The Mighty Electron


    The electron is at the heart of all life.  Electrons bond atoms together to give us molecules.  When enough electrons are stripped off of water droplets, we get lightning.  Electrons in our neurons control our nervous system and thus they control all life.  When electrons move in atoms, we get light.  Chemical activity is directly related to the sharing of electrons.

All electrons have a force field around them.  They repel each other. This force acts at a distance just like gravity.  To show you how potent this force is, consider two people separated by a few feet.  If one percent of the electrons on each person were free to repel the other one percent, the force would be big enough to move the earth out of orbit.  In other words, the forces around electrons are very, very strong. The gravitation pull between two humans, by contrast, is so small it can hardly be detected.
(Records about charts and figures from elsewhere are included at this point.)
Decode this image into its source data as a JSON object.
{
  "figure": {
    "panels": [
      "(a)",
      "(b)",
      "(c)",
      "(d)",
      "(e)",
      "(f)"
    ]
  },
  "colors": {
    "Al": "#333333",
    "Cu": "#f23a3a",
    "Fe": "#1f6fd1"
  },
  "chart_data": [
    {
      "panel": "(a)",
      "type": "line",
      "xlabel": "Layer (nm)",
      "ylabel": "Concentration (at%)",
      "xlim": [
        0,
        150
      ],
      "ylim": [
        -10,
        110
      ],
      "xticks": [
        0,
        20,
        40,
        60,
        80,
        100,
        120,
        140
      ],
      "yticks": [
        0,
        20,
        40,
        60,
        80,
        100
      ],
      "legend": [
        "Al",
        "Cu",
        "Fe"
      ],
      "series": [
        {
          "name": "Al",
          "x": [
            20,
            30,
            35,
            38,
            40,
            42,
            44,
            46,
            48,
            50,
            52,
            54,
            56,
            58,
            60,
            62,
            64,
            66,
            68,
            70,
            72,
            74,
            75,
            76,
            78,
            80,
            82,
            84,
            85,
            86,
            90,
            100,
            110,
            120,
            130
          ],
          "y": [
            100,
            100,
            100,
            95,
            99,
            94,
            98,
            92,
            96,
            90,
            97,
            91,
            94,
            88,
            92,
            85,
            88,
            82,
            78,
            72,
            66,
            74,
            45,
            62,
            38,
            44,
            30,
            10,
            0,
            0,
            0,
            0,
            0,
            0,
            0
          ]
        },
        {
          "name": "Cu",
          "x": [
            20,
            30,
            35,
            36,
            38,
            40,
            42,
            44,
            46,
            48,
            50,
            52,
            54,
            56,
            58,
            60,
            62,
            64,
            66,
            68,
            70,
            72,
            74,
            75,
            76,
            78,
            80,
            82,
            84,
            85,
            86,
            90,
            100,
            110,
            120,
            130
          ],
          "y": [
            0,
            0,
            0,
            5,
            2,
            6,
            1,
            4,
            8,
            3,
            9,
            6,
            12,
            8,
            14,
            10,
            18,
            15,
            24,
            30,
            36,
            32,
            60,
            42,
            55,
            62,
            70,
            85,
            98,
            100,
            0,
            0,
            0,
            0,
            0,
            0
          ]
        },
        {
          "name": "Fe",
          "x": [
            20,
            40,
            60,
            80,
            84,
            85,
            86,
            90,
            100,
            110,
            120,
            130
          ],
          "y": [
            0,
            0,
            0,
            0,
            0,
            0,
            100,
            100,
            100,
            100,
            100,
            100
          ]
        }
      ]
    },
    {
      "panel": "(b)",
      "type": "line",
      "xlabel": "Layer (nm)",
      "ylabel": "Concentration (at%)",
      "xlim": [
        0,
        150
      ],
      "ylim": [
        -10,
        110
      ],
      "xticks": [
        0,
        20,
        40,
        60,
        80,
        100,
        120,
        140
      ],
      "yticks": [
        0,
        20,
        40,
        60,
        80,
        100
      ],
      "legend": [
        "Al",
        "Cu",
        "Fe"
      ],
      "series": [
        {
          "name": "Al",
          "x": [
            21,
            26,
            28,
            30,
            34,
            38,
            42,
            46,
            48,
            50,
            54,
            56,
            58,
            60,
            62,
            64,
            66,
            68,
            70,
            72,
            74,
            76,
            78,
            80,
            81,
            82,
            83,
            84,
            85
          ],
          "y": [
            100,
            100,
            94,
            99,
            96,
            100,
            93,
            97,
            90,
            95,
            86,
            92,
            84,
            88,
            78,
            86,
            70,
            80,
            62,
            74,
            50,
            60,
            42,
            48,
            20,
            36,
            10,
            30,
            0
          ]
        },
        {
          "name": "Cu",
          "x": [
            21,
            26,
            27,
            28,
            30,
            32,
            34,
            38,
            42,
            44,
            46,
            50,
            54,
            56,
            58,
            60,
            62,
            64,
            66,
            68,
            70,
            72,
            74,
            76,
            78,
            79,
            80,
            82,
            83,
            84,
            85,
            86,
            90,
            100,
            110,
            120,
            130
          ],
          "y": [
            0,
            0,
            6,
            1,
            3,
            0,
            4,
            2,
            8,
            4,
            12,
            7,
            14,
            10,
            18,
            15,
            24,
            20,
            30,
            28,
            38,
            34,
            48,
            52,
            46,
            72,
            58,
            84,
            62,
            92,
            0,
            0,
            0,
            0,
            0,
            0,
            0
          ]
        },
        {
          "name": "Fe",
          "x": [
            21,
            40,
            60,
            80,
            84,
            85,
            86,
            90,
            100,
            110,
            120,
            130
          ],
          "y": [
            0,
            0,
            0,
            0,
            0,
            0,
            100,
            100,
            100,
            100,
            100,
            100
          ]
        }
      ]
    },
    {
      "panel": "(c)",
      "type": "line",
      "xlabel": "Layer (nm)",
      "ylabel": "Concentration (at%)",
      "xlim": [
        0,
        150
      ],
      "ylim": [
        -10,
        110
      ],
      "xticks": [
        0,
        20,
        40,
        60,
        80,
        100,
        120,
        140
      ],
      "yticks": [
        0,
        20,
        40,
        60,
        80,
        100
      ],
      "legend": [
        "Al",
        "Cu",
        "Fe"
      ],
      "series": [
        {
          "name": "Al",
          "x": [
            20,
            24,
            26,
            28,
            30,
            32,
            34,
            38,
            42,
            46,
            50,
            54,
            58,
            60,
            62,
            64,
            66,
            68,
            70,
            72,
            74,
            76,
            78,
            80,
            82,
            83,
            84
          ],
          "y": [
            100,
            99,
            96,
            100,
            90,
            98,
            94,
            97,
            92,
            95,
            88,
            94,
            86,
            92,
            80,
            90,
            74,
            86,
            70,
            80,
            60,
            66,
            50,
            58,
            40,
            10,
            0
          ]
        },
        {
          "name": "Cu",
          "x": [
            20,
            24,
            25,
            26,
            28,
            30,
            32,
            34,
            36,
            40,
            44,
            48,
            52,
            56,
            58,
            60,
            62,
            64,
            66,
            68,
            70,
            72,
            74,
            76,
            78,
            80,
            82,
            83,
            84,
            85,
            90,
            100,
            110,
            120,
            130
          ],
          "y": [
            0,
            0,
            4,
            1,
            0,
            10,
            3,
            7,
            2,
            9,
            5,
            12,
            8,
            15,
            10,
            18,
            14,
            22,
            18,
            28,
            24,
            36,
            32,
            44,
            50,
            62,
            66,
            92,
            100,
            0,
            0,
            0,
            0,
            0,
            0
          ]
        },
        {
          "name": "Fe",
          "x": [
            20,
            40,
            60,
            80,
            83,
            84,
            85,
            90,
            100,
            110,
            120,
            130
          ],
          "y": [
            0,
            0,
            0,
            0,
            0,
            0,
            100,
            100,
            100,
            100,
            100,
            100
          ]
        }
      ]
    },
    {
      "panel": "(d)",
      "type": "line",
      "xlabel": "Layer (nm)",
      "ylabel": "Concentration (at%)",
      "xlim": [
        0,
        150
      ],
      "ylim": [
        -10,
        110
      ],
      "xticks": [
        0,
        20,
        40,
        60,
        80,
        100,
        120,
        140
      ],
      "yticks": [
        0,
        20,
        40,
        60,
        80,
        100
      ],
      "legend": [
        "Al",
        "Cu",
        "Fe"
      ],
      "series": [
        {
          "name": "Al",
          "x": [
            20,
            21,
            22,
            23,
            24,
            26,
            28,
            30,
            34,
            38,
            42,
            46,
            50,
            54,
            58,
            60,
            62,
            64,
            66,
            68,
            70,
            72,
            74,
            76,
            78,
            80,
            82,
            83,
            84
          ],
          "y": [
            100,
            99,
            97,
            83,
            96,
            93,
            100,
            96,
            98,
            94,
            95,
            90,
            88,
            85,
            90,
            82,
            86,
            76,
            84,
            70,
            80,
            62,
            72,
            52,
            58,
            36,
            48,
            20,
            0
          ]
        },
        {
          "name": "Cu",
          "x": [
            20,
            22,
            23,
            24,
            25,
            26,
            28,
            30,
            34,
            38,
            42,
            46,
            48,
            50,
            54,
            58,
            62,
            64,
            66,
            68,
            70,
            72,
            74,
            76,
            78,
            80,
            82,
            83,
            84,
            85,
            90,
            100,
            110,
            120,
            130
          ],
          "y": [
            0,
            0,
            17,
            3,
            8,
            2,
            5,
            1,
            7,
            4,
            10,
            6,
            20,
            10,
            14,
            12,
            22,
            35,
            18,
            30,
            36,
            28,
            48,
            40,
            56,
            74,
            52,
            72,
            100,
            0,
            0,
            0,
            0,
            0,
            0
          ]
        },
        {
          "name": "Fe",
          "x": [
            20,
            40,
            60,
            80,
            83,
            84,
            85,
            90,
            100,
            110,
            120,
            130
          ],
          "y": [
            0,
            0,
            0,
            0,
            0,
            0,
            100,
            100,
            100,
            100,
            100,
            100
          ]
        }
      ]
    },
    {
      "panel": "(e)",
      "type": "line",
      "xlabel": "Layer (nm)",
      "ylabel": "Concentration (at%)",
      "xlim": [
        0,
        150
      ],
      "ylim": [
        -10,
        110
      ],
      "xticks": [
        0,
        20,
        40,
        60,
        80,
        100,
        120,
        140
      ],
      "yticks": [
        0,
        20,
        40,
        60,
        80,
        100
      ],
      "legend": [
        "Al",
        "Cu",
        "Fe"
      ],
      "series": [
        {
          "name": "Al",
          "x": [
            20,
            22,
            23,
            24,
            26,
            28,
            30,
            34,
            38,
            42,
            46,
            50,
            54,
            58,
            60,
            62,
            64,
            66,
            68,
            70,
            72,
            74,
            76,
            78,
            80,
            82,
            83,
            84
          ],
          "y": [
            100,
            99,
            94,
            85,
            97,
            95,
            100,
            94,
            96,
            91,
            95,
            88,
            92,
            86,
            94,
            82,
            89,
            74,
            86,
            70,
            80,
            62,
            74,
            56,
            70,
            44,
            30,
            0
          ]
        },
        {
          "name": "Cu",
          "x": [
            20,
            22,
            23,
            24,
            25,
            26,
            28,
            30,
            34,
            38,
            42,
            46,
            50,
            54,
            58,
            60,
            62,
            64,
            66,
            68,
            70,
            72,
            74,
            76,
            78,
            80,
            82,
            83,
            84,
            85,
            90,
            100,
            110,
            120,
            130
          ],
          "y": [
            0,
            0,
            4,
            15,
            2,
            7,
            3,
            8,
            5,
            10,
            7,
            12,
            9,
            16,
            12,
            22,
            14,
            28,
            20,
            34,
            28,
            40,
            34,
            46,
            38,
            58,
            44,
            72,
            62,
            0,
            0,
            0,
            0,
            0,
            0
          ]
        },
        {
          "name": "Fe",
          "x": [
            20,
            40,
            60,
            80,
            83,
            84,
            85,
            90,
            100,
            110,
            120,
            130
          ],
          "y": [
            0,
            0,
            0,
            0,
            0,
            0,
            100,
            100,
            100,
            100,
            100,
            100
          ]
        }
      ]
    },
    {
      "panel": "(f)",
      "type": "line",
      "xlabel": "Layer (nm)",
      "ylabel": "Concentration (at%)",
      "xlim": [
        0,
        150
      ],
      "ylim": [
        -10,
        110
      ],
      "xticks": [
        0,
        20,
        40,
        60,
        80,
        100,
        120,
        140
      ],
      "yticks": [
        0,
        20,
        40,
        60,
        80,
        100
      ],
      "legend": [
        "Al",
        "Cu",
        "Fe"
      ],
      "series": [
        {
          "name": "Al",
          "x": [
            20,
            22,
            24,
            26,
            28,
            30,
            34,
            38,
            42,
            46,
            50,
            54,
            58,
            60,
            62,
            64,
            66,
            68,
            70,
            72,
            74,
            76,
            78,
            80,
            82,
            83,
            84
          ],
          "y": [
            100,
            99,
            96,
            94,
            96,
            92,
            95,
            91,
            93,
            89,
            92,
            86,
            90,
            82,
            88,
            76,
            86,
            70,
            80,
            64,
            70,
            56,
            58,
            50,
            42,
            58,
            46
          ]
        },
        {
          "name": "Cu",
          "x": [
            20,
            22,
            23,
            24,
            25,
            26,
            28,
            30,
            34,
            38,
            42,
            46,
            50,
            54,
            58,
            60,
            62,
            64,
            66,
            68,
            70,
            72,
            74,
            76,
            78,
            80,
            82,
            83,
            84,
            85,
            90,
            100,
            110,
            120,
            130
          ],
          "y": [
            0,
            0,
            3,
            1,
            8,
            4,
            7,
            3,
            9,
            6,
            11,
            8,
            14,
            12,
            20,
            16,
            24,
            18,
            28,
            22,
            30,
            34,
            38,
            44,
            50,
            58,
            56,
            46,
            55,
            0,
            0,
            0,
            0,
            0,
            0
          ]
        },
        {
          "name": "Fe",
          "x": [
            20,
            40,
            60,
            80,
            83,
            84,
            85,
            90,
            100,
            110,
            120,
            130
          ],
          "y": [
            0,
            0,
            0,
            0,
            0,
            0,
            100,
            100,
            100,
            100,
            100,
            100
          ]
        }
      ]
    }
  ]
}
In most electrical activity a very small number of electrons is involved.  We can see this force when hairs stand straight up in dry weather after a combing. We think of electrical current as the flow of electrons.  It may come as a surprise that the average velocity of electrons in a circuit is only an inch a second.  This is slow.  But we know that electrical signals and power travel miles in milliseconds.  So how do we reconcile this difference?  The answer is that the forces of the field travel very fast.  In other words, when we observe electrical activity we are observing the way the fields move, not the way the electrons move.

To illustrate this fact, consider the capacitor.  A capacitor is two conductors separated by an insulator.  How does current flow through the capacitor? The way this happen is that current flows as a changing electric field, but not as electrons. 

As we try to make our circuits operate faster and faster, we must change the way we view current and voltage.  The explanations that are made by circuit theory begin to fail and we must look into how the electromagnetic fields move.  We live in a world of fields.